With a gleaming white floor and a white backdrop, the clean stage feels like a space that is open to all ideas. A few percussion instruments sit on the side. Percussionist Claire Edwardes and dancer Richard Cilli walk quietly onto the performance space and place the instruments in carefully chosen spots. Lastly, they put two metronomes on the ground and stand behind them.
Richard Cilli and Claire Edwardes. All photographs © Heidrun Löhr
The metronomes begin clicking at slightly different tempi, gradually reaching a point where they synch with each other, then start to move out of synch again. Behind them, the performers move at a slightly different rhythm, moving hips, legs and arms in a contained, extended sequence. It’s an interesting but quite slow start to Recital, a new double act billed as “an unusual presentation of how movement sounds, and how sound moves.”
Recital, which is presented by FORM Dance Projects in association with Riverside Theatres in Parramatta, comes from a highly impressive team. The idea for the piece began with the two performers, internationally renowned percussionist Claire Edwardes, who is Artistic Director of Ensemble Offspring, and consummate contemporary dancer Richard Cilli, whose credits include several years with Sydney Dance Company. They approached choreographer/director Gideon Obarzanek and electro-pop composer Paul Mac and with the support of the Australia Council the four of them undertook a creative development phase in 2017, followed by a second development phase in 2018.
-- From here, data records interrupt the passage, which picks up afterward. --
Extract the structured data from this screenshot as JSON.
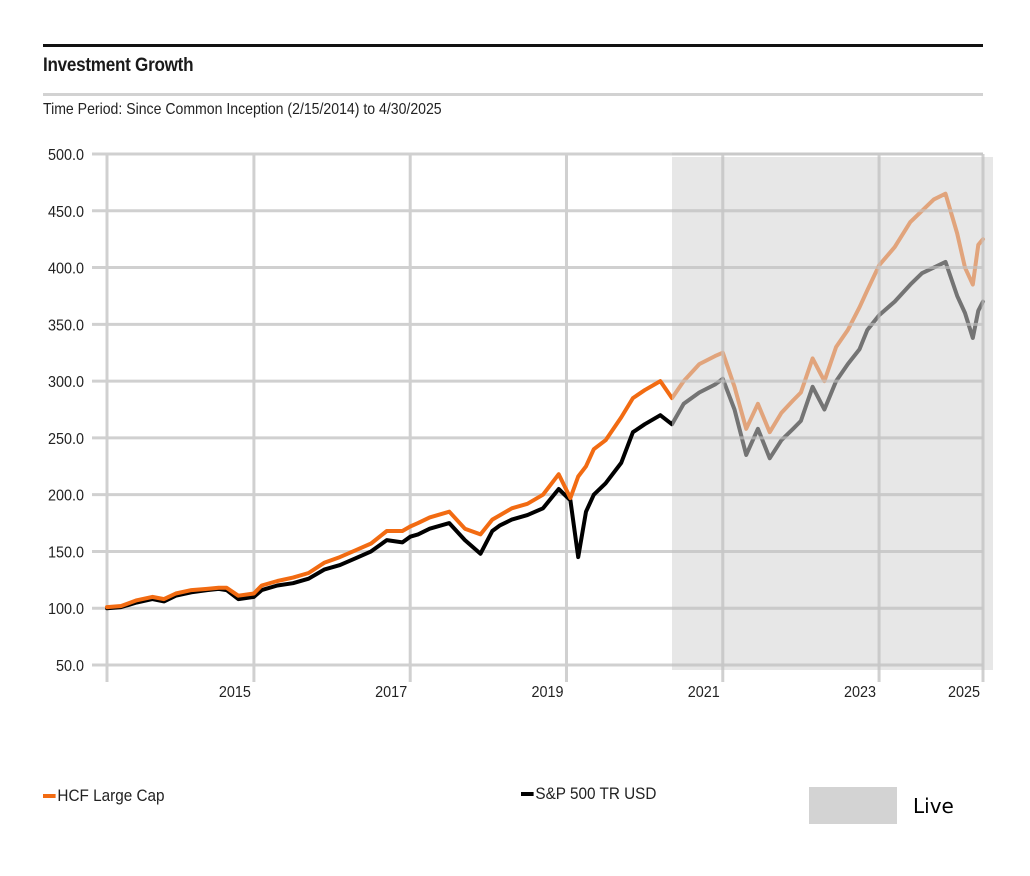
{
  "header": {
    "title": "Investment Growth",
    "subtitle": "Time Period: Since Common Inception (2/15/2014) to 4/30/2025"
  },
  "legend": {
    "items": [
      {
        "label": "HCF Large Cap",
        "color": "#f26b12"
      },
      {
        "label": "S&P 500 TR USD",
        "color": "#000000"
      }
    ],
    "live": {
      "label": "Live",
      "color": "#d3d3d3"
    }
  },
  "chart_data": {
    "type": "line",
    "title": "Investment Growth",
    "subtitle": "Time Period: Since Common Inception (2/15/2014) to 4/30/2025",
    "xlabel": "",
    "ylabel": "",
    "x_range": [
      2014.12,
      2025.33
    ],
    "ylim": [
      50,
      500
    ],
    "y_ticks": [
      500,
      450,
      400,
      350,
      300,
      250,
      200,
      150,
      100,
      50
    ],
    "y_tick_labels": [
      "500.0",
      "450.0",
      "400.0",
      "350.0",
      "300.0",
      "250.0",
      "200.0",
      "150.0",
      "100.0",
      "50.0"
    ],
    "x_ticks": [
      2016.0,
      2018.0,
      2020.0,
      2022.0,
      2024.0,
      2025.33
    ],
    "x_tick_labels": [
      "2015",
      "2017",
      "2019",
      "2021",
      "2023",
      "2025"
    ],
    "grid": true,
    "legend_position": "bottom",
    "shaded_region": {
      "label": "Live",
      "x_start": 2021.35,
      "x_end": 2025.33,
      "color": "#d3d3d3"
    },
    "x": [
      2014.12,
      2014.3,
      2014.5,
      2014.7,
      2014.85,
      2015.0,
      2015.2,
      2015.4,
      2015.55,
      2015.65,
      2015.8,
      2016.0,
      2016.1,
      2016.3,
      2016.5,
      2016.7,
      2016.9,
      2017.1,
      2017.3,
      2017.5,
      2017.7,
      2017.9,
      2018.0,
      2018.1,
      2018.25,
      2018.5,
      2018.7,
      2018.9,
      2019.05,
      2019.15,
      2019.3,
      2019.5,
      2019.7,
      2019.9,
      2020.05,
      2020.15,
      2020.25,
      2020.35,
      2020.5,
      2020.7,
      2020.85,
      2021.0,
      2021.2,
      2021.35,
      2021.5,
      2021.7,
      2021.9,
      2022.0,
      2022.15,
      2022.3,
      2022.45,
      2022.6,
      2022.75,
      2022.9,
      2023.0,
      2023.15,
      2023.3,
      2023.45,
      2023.6,
      2023.75,
      2023.85,
      2024.0,
      2024.2,
      2024.4,
      2024.55,
      2024.7,
      2024.85,
      2025.0,
      2025.1,
      2025.2,
      2025.27,
      2025.33
    ],
    "series": [
      {
        "name": "HCF Large Cap",
        "color": "#f26b12",
        "live_color": "#d98b5f",
        "values": [
          101,
          102,
          107,
          110,
          108,
          113,
          116,
          117,
          118,
          118,
          111,
          113,
          120,
          124,
          127,
          131,
          140,
          145,
          151,
          157,
          168,
          168,
          172,
          175,
          180,
          185,
          170,
          165,
          178,
          182,
          188,
          192,
          200,
          218,
          197,
          216,
          225,
          240,
          248,
          268,
          285,
          292,
          300,
          285,
          300,
          315,
          322,
          325,
          295,
          258,
          280,
          255,
          272,
          283,
          290,
          320,
          300,
          330,
          345,
          365,
          380,
          402,
          418,
          440,
          450,
          460,
          465,
          430,
          400,
          385,
          420,
          425
        ]
      },
      {
        "name": "S&P 500 TR USD",
        "color": "#000000",
        "live_color": "#5a5a5a",
        "values": [
          100,
          101,
          105,
          108,
          106,
          111,
          114,
          116,
          117,
          116,
          108,
          110,
          116,
          120,
          122,
          126,
          134,
          138,
          144,
          150,
          160,
          158,
          163,
          165,
          170,
          175,
          160,
          148,
          168,
          173,
          178,
          182,
          188,
          205,
          195,
          145,
          185,
          200,
          210,
          228,
          255,
          262,
          270,
          262,
          280,
          290,
          297,
          302,
          275,
          235,
          258,
          232,
          248,
          258,
          265,
          295,
          275,
          300,
          315,
          328,
          345,
          358,
          370,
          385,
          395,
          400,
          405,
          375,
          360,
          338,
          362,
          370
        ]
      }
    ]
  }
}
As they explain in the program notes, they wanted to investigate the differences and similarities of the two performers in a work that would extend “the limits of their performative abilities and their craft” in a piece where “musical ideas were portrayed physically, and dance ideas musically”.
The musical concepts of phase and polyrhythm – where two or more different rhythms are used simultaneously – underpin much of the choreography and the physical style of the production.
With a recording of Mac’s engaging, seductive score playing behind certain sections, Edwardes plays her own compositions live on some unusual instruments: a Waterphone (resembling a giant head massager) which she plays with a bow to create high-pitched, rather creepy sounds; a row of silvery, metal, upside down cups with a bell-like sound played with mallets and a bow; a small instrument, based on a xylophone, glockenspiel and marimba, which combines wooden and metal keys; and three, round electronic drum pads for the uplifting finale.
Moving in response, Cilli seems to feel and embody the sound, which shakes his body and limbs, at times frenetically, rather than having him impose more obvious choreography to the music and soundscape. There is a section where the two of them walk, then run around the space, overtaking each other on the corners. There are also playful, amusing sections where they compete in a hand-slapping game, and later wrestle with each other.
At present, it feels that there are lots of interesting ideas in Recital that need further development to create something more dynamic, layered, intriguing and involving. Both performers are fascinating to watch, but the piece needs to go further in developing a language where sound and movement really do intertwine to become something different. So plenty of potential, but further to go.
Recital has a performance at the Riverside Theatres, Parramatta this evening at 7.45pm.